Option	Cost per minute	Cost per hour	Best for
OpenAI Whisper API	$0.006	$0.36	Easiest integration; small/medium volume
Self-hosted Whisper (rented GPU)	~$0.0017-0.005	~$0.10-0.30	High volume; full privacy required
Self-hosted whisper.cpp (CPU)	Nominal compute	Nominal compute	Edge / mobile / batch with no time pressure
Deepgram Nova-3	$0.0043	$0.26	Real-time, telephony, lowest cost on managed
AssemblyAI Universal-2	$0.0062	$0.37	English meeting audio with strong diarization
Google STT Chirp-2	$0.024	$1.44	Google Cloud ecosystem integration

At what volume does self-host beat the API? Roughly 1,000-3,000 hours/month, depending on your engineering capacity. Below that, the OpenAI API is cheaper than running your own GPU when you factor in DevOps time.

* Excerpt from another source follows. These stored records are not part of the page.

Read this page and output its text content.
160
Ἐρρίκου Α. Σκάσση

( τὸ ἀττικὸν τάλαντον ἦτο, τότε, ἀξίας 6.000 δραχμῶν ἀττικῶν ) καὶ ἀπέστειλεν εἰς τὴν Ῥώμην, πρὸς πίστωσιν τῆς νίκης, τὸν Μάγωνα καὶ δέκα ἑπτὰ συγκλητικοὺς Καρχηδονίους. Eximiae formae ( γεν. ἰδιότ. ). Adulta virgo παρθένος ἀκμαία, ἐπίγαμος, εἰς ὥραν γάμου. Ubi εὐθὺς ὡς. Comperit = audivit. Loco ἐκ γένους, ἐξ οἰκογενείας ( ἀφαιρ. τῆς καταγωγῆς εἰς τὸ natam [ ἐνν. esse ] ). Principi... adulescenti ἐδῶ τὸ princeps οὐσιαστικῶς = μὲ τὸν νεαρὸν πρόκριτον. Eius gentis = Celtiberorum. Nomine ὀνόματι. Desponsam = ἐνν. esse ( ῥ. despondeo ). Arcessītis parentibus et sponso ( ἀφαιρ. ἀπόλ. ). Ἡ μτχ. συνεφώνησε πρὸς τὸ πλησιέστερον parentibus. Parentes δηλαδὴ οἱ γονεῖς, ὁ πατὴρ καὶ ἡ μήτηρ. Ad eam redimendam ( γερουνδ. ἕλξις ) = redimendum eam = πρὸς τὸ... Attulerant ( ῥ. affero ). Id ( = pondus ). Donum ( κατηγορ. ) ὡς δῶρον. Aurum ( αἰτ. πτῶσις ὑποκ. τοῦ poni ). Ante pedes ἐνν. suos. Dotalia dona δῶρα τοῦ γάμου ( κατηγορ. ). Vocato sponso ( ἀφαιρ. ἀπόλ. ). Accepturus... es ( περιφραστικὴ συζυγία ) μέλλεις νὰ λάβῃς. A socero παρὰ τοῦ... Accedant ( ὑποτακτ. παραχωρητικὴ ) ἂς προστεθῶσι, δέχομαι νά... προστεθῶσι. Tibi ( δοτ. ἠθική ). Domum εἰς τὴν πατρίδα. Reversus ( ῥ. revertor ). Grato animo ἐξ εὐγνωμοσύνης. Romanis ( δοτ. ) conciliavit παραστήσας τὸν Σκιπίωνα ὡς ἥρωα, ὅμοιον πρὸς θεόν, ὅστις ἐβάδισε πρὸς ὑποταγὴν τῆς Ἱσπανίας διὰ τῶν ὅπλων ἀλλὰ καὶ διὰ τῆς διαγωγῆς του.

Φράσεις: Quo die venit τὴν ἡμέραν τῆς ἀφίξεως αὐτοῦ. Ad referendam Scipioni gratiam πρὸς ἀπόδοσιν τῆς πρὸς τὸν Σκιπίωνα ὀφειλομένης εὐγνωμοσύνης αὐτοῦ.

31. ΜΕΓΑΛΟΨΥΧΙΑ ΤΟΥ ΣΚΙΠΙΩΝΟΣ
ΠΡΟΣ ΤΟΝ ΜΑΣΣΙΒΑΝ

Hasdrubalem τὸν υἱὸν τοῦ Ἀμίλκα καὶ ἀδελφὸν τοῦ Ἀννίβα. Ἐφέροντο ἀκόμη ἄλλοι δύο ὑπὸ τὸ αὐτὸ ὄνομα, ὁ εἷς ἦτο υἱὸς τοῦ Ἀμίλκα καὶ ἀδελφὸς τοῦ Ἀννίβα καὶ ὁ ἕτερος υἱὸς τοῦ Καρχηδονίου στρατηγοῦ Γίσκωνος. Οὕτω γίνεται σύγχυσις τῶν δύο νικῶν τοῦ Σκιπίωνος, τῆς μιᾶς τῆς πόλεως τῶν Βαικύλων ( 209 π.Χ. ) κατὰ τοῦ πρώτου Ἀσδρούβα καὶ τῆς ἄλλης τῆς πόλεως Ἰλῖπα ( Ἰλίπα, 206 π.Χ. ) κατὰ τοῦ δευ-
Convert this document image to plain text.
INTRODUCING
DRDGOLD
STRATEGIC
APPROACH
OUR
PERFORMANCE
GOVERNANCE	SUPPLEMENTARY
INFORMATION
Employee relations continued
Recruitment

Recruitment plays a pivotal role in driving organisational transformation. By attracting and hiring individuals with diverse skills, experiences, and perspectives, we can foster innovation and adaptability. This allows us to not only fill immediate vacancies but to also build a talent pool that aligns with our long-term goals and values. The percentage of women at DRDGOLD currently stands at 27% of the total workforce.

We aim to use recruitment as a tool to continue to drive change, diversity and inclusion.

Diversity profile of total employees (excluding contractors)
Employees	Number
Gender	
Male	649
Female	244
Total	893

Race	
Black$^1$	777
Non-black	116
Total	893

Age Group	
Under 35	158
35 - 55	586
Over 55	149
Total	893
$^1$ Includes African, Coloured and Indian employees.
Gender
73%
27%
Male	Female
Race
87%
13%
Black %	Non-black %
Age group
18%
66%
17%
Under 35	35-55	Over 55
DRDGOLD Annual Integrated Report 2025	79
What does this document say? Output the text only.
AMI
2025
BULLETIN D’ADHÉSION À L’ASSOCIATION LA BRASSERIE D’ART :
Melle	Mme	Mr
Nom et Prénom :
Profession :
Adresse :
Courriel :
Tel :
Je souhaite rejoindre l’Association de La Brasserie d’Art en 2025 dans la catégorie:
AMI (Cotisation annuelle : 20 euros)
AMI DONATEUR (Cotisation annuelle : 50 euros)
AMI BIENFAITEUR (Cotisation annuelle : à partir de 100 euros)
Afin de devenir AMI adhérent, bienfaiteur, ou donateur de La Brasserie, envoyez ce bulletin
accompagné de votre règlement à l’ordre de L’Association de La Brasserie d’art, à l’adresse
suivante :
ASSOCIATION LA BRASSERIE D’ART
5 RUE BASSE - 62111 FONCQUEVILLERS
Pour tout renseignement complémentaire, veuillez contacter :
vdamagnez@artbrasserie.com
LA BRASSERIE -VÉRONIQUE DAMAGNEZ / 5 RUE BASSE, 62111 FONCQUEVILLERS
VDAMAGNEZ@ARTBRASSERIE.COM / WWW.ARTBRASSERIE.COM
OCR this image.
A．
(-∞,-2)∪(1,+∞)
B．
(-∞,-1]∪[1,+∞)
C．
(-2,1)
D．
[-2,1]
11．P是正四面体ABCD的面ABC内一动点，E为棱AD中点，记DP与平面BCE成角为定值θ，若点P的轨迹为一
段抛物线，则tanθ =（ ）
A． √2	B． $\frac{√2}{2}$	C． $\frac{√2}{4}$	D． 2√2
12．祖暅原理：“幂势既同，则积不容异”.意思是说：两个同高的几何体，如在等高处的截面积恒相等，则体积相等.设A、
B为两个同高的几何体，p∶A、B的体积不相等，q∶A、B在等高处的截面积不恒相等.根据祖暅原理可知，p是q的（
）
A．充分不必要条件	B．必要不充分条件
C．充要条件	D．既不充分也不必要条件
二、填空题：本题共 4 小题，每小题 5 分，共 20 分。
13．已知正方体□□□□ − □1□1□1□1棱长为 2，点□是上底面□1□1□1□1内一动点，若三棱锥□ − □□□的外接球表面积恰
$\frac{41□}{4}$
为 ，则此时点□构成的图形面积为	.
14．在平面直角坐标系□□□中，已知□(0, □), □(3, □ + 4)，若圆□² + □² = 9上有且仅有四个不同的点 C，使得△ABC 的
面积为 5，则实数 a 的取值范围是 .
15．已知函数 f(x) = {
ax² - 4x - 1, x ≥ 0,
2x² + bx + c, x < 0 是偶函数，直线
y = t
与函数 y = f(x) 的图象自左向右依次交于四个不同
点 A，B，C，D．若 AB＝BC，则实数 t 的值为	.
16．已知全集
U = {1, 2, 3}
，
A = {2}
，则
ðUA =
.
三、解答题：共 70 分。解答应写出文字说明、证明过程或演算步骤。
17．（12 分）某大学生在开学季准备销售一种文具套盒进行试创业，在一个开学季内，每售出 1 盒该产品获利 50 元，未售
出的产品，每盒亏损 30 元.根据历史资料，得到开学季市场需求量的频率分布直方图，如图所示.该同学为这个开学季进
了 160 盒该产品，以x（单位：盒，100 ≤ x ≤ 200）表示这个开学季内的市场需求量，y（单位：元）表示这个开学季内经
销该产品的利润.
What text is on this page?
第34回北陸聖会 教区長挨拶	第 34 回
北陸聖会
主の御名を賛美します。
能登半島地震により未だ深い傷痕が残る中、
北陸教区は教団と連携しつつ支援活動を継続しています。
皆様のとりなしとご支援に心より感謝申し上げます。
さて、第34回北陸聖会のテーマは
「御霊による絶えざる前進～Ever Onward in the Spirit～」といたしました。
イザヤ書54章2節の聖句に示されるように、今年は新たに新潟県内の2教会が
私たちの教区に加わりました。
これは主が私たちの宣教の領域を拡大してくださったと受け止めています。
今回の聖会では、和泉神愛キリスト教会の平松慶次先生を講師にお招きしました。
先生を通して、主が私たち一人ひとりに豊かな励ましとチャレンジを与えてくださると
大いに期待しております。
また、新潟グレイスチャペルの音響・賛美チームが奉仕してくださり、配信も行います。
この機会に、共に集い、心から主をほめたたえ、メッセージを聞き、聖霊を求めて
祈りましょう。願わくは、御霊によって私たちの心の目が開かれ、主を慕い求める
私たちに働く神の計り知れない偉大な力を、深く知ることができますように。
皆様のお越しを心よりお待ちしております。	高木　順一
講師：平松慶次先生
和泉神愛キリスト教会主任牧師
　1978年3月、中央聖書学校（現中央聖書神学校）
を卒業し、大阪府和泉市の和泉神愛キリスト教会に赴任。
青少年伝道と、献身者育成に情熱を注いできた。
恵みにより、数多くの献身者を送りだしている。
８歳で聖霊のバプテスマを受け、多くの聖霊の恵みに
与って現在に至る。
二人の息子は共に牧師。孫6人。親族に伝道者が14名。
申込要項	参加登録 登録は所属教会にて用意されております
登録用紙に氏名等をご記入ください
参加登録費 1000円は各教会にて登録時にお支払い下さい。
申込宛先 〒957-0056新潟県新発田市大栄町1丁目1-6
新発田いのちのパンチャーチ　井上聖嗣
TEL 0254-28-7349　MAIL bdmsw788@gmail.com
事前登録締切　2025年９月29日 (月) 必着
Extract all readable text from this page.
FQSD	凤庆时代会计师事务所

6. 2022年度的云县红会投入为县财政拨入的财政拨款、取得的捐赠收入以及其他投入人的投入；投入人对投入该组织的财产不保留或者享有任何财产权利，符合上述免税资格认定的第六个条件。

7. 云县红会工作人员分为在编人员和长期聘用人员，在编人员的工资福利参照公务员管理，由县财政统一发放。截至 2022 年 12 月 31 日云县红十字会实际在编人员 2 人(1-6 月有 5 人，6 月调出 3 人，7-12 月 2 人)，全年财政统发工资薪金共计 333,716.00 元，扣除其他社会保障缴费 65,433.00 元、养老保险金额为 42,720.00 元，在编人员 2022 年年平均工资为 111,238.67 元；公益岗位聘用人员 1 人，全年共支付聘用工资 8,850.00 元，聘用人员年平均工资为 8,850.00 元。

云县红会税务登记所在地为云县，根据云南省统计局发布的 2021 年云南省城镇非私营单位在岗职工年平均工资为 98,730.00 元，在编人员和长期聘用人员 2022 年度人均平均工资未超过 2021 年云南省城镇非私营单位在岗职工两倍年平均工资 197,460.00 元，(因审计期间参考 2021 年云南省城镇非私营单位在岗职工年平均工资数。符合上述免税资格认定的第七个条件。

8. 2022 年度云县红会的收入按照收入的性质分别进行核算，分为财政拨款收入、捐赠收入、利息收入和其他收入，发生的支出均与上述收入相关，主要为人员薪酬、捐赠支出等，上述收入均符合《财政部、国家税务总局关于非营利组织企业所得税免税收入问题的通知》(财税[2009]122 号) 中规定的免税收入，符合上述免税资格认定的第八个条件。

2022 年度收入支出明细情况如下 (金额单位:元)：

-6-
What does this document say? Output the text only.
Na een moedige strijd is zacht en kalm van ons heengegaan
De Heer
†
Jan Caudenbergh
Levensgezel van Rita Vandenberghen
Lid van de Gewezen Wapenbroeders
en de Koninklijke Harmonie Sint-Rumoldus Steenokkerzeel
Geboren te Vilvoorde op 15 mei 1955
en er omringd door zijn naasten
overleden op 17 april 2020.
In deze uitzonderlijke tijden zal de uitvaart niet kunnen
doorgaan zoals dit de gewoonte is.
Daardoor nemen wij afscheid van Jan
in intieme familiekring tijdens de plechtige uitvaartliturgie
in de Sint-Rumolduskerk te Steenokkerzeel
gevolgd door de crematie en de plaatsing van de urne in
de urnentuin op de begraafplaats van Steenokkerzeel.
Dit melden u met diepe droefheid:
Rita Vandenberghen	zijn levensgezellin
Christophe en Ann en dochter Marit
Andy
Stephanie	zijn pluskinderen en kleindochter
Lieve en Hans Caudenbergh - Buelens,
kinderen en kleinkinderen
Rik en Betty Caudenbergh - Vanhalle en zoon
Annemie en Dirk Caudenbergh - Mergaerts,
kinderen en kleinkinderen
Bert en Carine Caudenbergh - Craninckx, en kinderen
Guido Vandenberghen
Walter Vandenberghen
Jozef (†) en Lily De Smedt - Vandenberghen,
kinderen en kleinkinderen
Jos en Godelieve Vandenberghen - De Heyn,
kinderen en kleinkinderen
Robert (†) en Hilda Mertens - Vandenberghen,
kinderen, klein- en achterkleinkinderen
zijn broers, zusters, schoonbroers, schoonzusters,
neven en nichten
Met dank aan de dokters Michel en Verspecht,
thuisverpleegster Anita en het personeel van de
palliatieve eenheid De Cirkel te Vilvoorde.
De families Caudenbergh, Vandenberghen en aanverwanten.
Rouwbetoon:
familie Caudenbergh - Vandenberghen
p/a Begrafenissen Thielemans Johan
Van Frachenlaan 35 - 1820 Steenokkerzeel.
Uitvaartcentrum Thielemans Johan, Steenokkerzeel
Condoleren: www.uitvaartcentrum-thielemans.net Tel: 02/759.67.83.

When to use Whisper, when not to

Use Whisper when

You need multilingual transcription across more than ~40 languages
You need self-hosting (privacy, compliance, no cloud upload)
You’re doing batch processing (latency doesn’t matter)
Budget-sensitive and you have GPU capacity
You’re building a research or academic project where open-source is required
You’re an edge / mobile deployment (whisper.cpp on phones)

Don’t use Whisper when

You need real-time streaming with sub-300ms latency → Deepgram wins
You’re transcribing telephony (8 kHz codec) at scale → Deepgram has telephony-tuned models
You need built-in diarizationwithout the engineering work → AssemblyAI’s diarization is stronger than WhisperX out of the box
You need a HIPAA-compliant managed service → AssemblyAI Enterprise or Deepgram Enterprise with active BAA; or self-host Whisper on institutional hardware
You don’t have the engineering capacity to manage GPU inference and the OpenAI API cost isn’t justified by your volume → use a managed alternative

How we use Whisper at DeluxeScribe

DeluxeScribe uses Whisper-family models in production. The specific stack: WhisperX for diarization + word-level timestamps, faster-whisper backend for speed, custom VAD preprocessing to mitigate the silence-hallucination problem, and post-processing for proper nouns and numbers.

We picked Whisper for two reasons that drove the decision:

99-language coverage— none of the commercial alternatives match this. For a multilingual transcription product it’s essentially the only viable starting point.
Self-hosting on our own infrastructure — keeps cost per minute predictable as we scale and avoids per-call API charges

Where DeluxeScribe adds value on top of Whisper: API ergonomics, in-browser editor, six export formats (TXT, DOCX, PDF, SRT, VTT, JSON), speaker label cleanup, and tuned preprocessing for problematic conditions (phone audio, background noise). The transcription quality is what Whisper delivers; the surrounding product is what you pay for.

Try Whisper-based transcription without the engineering

60 minutes free, no credit card. Same model class commercial CI tools use under the hood, with diarization, six export formats, and 99 languages.

How this page was verified

Benchmark WER numbers come from the OpenAI Whisper paper (Radford et al., 2022), the Whisper large-v3 model card, and the Hugging Face Open ASR Leaderboard. Variant performance references SYSTRAN faster-whisper, ggerganov whisper.cpp, m-bain WhisperX, and distil-whisper. Pricing was captured June 2026 from OpenAI, Deepgram, and AssemblyAI. Real-world WER-by-condition ranges combine published ASR benchmarks (LibriSpeech for clean studio; AMI Meeting Corpus for multi-speaker meetings; CHiME for noisy conditions) with our own observations running Whisper-family models in production on customer audio at DeluxeScribe. Hallucination failure mode is documented in the Whisper paper appendix and the Stanford study on Whisper hallucinations in clinical transcripts.